Much more successful was the work done with seven-year-old Harvey, who suffered from intense and prolonged migraines for three years before visiting The Food Hospital.
Medicine had become less effective in dealing with the problem while Harvey had become depressed and withdrawn, communicating mainly through pictures he drew of his head being chopped off.
He was told not to eat full fat milk, citrus fruit or dried fruit, peanuts, chocolate, processed meat or food with additives – a difficult task for any seven-year-old, to which he stuck manfully and which rewarded him with the almost immediate disappearance of his headaches.
Interestingly, when the summer holidays were over and he had to eat school meals again, the headaches returned. His mother had a word with the headmaster, however, and Harvey began eating healthily again.
Harvey’s story was a clear example of food-related medication comprehensively trumping conventional medicine, and made you wonder how much your local gp knows about any of this, other than the general knowledge many of us have about vitamins and protein.
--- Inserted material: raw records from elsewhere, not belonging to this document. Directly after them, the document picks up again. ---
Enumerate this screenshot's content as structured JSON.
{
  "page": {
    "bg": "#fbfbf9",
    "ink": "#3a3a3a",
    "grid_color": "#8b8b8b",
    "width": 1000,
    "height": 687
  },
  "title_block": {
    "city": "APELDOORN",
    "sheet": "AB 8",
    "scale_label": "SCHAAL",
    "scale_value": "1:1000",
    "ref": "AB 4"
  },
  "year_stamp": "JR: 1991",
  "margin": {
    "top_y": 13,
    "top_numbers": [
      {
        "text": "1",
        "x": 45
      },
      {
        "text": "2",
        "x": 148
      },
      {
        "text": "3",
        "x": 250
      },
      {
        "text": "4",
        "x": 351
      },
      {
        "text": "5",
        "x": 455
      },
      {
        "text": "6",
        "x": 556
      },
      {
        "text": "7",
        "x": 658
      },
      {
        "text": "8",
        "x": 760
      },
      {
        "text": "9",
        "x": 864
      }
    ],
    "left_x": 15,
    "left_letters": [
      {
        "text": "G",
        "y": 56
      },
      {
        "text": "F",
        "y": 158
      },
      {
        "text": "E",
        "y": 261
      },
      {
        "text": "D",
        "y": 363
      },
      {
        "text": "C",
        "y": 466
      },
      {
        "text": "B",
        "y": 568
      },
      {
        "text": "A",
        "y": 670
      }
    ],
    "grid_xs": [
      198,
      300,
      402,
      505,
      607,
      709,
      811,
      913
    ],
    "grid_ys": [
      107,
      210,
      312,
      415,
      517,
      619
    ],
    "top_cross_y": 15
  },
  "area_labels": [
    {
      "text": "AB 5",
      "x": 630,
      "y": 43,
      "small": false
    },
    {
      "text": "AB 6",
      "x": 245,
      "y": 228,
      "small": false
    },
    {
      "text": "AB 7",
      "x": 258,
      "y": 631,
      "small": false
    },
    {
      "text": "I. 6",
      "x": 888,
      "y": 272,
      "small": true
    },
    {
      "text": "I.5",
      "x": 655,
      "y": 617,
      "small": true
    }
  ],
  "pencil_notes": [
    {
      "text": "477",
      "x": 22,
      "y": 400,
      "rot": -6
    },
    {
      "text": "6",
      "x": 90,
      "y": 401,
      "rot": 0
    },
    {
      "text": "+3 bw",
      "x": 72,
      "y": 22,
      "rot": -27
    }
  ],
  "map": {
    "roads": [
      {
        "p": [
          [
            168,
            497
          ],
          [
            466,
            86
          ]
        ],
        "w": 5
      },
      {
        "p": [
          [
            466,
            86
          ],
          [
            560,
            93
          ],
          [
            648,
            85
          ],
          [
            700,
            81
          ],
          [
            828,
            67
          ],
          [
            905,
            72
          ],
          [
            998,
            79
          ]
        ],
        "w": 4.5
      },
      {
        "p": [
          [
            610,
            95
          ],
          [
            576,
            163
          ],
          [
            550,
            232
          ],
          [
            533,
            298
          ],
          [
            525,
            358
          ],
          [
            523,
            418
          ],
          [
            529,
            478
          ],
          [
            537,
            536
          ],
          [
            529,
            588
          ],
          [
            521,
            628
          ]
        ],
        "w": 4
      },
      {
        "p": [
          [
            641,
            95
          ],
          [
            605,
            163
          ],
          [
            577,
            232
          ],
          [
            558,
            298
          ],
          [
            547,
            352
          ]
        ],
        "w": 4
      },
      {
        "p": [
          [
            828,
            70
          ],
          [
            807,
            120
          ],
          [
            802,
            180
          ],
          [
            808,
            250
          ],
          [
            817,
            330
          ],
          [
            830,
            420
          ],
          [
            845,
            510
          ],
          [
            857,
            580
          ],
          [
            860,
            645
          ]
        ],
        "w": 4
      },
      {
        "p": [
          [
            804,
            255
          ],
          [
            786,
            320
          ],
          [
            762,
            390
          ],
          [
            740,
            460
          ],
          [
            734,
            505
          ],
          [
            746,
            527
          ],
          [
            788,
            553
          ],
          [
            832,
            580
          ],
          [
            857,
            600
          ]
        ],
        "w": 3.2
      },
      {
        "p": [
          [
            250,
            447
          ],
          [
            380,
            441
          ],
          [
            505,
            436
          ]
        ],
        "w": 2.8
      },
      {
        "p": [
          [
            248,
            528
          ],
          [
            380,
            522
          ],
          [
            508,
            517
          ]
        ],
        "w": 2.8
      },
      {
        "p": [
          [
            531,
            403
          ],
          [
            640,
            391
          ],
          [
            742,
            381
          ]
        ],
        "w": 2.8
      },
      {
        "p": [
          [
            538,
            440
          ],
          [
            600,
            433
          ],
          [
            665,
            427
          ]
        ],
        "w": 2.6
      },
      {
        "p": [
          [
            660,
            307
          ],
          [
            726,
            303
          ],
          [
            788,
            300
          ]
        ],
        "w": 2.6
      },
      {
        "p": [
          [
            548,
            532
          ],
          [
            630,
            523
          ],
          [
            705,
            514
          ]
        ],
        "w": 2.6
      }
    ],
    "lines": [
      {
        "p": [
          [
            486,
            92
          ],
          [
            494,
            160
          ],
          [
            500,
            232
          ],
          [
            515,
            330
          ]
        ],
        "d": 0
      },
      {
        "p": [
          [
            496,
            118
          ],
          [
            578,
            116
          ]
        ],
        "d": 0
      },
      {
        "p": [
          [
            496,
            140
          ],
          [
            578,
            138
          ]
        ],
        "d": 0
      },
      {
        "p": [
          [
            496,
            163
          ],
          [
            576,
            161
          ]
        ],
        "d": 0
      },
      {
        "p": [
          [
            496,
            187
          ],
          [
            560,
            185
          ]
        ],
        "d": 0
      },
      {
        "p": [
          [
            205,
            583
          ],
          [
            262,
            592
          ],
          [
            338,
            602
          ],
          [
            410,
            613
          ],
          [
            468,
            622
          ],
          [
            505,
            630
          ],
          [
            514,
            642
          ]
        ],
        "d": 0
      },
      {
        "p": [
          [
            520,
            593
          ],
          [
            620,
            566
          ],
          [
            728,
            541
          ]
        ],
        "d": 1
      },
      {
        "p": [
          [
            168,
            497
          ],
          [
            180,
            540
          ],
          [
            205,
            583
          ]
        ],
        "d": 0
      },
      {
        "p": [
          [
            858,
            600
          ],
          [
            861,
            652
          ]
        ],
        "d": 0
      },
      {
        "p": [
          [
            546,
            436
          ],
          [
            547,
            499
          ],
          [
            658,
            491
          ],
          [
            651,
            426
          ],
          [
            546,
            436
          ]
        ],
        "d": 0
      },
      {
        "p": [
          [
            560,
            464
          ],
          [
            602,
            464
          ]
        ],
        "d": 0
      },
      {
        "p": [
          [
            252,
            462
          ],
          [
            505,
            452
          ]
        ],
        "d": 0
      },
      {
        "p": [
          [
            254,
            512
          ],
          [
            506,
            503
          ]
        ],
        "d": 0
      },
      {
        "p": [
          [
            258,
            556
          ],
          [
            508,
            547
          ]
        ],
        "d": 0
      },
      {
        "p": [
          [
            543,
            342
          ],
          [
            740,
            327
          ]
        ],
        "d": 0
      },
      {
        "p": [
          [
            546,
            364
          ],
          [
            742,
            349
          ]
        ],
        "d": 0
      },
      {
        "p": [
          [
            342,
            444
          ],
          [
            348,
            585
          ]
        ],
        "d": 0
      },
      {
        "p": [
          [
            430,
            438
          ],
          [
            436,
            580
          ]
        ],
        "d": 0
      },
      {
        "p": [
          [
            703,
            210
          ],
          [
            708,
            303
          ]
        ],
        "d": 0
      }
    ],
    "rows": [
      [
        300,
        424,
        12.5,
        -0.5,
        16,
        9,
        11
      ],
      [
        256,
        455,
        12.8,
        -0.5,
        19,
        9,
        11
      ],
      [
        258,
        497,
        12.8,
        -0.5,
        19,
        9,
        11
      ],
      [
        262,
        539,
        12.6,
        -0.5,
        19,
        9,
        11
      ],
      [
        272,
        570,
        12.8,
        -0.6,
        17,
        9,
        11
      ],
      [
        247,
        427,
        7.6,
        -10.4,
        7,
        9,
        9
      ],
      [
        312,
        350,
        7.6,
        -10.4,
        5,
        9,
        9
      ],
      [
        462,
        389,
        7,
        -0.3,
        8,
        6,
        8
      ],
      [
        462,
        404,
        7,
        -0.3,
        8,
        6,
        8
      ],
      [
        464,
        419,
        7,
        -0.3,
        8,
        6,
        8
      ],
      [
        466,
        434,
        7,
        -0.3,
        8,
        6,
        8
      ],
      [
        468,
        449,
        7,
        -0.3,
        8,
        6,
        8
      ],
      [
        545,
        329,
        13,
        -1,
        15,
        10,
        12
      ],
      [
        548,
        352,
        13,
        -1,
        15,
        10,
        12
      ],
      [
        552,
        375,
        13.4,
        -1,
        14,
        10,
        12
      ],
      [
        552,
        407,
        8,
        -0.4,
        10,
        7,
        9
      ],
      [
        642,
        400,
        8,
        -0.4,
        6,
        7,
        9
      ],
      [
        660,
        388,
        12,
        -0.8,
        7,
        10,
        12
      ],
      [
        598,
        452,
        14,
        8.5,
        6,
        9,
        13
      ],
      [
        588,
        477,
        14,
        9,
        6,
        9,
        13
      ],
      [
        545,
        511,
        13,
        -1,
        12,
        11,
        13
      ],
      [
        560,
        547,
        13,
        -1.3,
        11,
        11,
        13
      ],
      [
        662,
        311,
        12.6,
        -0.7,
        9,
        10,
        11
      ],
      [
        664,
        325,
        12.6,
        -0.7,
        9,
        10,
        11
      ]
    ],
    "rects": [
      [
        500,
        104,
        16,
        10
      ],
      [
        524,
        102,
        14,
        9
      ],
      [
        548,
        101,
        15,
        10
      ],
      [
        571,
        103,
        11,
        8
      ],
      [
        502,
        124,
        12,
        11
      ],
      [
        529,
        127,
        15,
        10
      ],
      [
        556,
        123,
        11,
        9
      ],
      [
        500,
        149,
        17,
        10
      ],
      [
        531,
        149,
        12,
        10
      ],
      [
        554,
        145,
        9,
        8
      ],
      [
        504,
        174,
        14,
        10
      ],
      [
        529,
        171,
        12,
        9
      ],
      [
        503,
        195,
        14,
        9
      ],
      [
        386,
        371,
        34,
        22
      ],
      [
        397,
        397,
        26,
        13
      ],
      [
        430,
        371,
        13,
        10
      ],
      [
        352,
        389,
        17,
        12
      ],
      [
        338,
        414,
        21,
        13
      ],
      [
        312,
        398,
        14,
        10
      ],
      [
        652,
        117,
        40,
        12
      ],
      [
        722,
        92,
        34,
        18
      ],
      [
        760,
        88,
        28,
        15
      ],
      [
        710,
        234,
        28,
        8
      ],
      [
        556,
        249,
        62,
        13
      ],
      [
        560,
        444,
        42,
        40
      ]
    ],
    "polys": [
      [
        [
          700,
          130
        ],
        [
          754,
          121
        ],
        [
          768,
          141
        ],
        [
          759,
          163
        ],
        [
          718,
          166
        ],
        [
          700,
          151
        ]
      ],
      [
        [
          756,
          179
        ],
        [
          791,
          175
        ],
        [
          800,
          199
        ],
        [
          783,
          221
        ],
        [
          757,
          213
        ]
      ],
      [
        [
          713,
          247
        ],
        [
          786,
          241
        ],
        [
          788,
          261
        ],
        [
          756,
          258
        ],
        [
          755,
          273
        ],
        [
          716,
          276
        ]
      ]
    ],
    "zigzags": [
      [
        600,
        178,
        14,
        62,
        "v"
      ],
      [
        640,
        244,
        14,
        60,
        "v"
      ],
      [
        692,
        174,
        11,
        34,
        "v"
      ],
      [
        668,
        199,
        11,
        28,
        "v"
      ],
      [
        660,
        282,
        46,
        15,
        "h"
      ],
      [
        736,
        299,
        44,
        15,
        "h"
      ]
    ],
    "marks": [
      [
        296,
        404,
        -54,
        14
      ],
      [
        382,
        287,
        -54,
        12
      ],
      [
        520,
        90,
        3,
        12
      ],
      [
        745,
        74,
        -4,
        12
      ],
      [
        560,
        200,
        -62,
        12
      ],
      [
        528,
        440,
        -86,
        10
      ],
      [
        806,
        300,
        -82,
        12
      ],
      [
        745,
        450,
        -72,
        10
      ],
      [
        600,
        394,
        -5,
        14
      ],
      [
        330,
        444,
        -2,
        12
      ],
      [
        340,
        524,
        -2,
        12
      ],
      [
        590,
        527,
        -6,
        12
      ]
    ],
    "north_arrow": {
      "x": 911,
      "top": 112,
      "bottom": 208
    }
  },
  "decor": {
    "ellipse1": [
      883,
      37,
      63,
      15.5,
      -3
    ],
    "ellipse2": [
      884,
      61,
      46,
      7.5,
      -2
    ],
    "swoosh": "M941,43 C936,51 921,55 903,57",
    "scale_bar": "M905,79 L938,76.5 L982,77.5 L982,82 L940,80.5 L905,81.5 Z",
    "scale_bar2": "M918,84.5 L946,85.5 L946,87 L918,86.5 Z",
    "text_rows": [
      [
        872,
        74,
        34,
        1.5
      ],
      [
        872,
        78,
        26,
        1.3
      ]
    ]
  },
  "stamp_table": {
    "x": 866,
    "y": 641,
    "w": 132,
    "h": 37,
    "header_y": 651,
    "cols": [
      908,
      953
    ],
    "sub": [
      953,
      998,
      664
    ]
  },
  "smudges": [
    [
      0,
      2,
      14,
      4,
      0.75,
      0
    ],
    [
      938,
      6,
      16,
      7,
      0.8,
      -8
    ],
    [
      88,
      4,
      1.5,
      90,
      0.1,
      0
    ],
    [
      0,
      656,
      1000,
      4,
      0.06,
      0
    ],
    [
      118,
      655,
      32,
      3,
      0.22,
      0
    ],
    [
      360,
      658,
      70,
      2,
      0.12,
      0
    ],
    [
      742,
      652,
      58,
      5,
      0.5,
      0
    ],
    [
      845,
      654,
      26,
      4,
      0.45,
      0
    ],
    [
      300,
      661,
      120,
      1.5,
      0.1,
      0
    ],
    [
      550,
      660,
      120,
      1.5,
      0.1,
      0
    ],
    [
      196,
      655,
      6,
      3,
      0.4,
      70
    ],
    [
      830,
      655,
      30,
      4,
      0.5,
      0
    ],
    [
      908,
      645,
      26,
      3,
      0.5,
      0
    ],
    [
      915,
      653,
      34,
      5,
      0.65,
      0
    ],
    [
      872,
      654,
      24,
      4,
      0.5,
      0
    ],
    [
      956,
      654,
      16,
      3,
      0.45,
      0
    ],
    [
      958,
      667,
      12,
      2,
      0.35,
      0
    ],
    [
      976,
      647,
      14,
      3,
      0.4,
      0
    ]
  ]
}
Very little, one suspects.
The Food Hospital treated a 21-stone man with Type 2 diabetes, which was about to kill him.
For reasons that needn’t detain us too long, the diabetes had already caused him to be circumcised, but even that painful warning hadn’t altered his behaviour.
He continued to consume 8,000 calories a day, piling on the weight, taunting The Grim Reaper to come and get him.
His case was so urgent that The Food Hospital put him on three meal replacements a day (800 calories in total) to get his weight down. He lost two and a half stone in six weeks and his dangerously high blood sugar went from 8.5 to an acceptable 3.9.
Sometimes, even The Food Hospital had to admit, you don’t need to complicate things. A comprehensive dose of common sense can be enough.